É tudo pelo bebê e muito, muito pouco por nós.
É muito difícil. E eu sabia disso. Mas ao mesmo tempo, penso que eu não sabia. É a legítima coisa que só vivendo na pele a gente entende.
O puerpério foi a maior entrega da minha vida. Nada se compara.
Acho que estar, na medida do possível, ciente do que viria, sob um aspecto prático (amamentação, sonecas, trocas de fralda, recuperação pós cesárea), fez muita diferença pra eu não sofrer aquele baque inicial, mas eu logo percebi que muito mais que no aspecto prático existe uma intensidade enorme no aspecto subjetivo, aquele que faz com que esse período seja totalmente único e particular para cada dupla de mãe e bebê.
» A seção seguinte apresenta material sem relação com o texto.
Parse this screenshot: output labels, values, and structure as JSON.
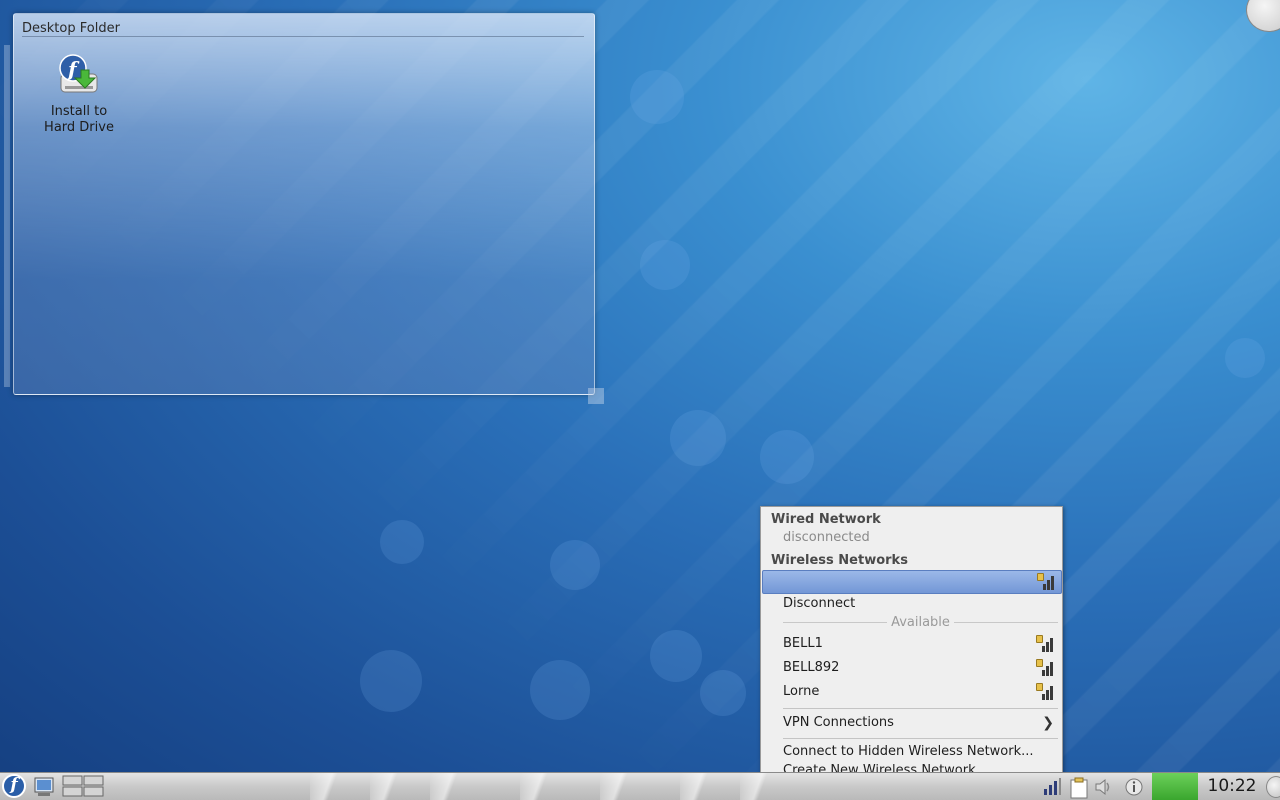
{
  "desktop": {
    "folder_title": "Desktop Folder",
    "icons": [
      {
        "label": "Install to\nHard Drive",
        "icon": "fedora-install-icon"
      }
    ]
  },
  "network_menu": {
    "wired_header": "Wired Network",
    "wired_status": "disconnected",
    "wireless_header": "Wireless Networks",
    "active_network": "",
    "disconnect_label": "Disconnect",
    "available_label": "Available",
    "networks": [
      {
        "ssid": "BELL1",
        "secured": true
      },
      {
        "ssid": "BELL892",
        "secured": true
      },
      {
        "ssid": "Lorne",
        "secured": true
      }
    ],
    "vpn_label": "VPN Connections",
    "connect_hidden_label": "Connect to Hidden Wireless Network...",
    "create_new_label": "Create New Wireless Network..."
  },
  "taskbar": {
    "clock": "10:22",
    "launcher_icon": "fedora-kickoff-icon",
    "tray_icons": [
      "network-signal-icon",
      "klipper-clipboard-icon",
      "volume-icon",
      "info-icon"
    ]
  },
  "colors": {
    "menu_highlight": "#7397d6",
    "taskbar_green": "#3aa62e",
    "wallpaper_blue": "#2a6fb8"
  }
}
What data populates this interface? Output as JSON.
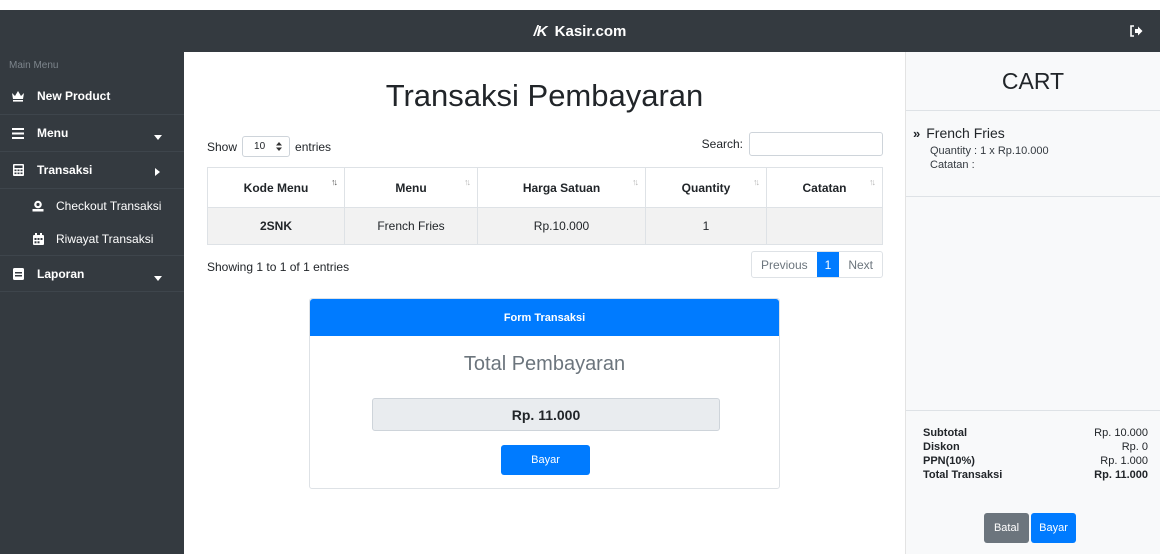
{
  "header": {
    "brand_logo": "/K",
    "brand_name": "Kasir.com"
  },
  "sidebar": {
    "heading": "Main Menu",
    "items": [
      {
        "label": "New Product"
      },
      {
        "label": "Menu"
      },
      {
        "label": "Transaksi"
      },
      {
        "label": "Laporan"
      }
    ],
    "sub_items": [
      {
        "label": "Checkout Transaksi"
      },
      {
        "label": "Riwayat Transaksi"
      }
    ]
  },
  "main": {
    "title": "Transaksi Pembayaran",
    "show_label": "Show",
    "entries_value": "10",
    "entries_label": "entries",
    "search_label": "Search:",
    "search_value": "",
    "table": {
      "headers": [
        "Kode Menu",
        "Menu",
        "Harga Satuan",
        "Quantity",
        "Catatan"
      ],
      "rows": [
        [
          "2SNK",
          "French Fries",
          "Rp.10.000",
          "1",
          ""
        ]
      ]
    },
    "info": "Showing 1 to 1 of 1 entries",
    "pager": {
      "previous": "Previous",
      "current": "1",
      "next": "Next"
    },
    "form": {
      "header": "Form Transaksi",
      "total_label": "Total Pembayaran",
      "total_value": "Rp. 11.000",
      "button": "Bayar"
    }
  },
  "cart": {
    "title": "CART",
    "item": {
      "name": "French Fries",
      "quantity_line": "Quantity : 1 x Rp.10.000",
      "note_line": "Catatan :"
    },
    "summary": [
      {
        "label": "Subtotal",
        "value": "Rp. 10.000"
      },
      {
        "label": "Diskon",
        "value": "Rp. 0"
      },
      {
        "label": "PPN(10%)",
        "value": "Rp. 1.000"
      },
      {
        "label": "Total Transaksi",
        "value": "Rp. 11.000"
      }
    ],
    "cancel_button": "Batal",
    "pay_button": "Bayar"
  },
  "colors": {
    "dark": "#343a40",
    "primary": "#007bff",
    "secondary": "#6c757d"
  }
}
Para mim especificamente, ser mãe de anjo apresentou suas complexidades: por eu ter lutado tanto para minha filha estar aqui, reclamar de qualquer coisa, apesar de às vezes inevitável e necessário, é difícil. Sinto como se estivesse sendo ingrata. Muitas vezes no meu processo de busca da maternidade, ao escutar mães se queixando, por exemplo, de noites sem dormir, eu pensava “tudo que eu queria era ter justamente essas noites". Só que eu não tinha vivido elas ainda. Nem o puerpério.
E vivendo ele e conversando muito com amigas mães, eu aprendi que cada mãe tem a sua experiência, sente ela de maneira muito única e particular, no seu corpo e na sua mente (registre, Google, não é só no corpo), e tem total direito de manifestar o que quiser sobre.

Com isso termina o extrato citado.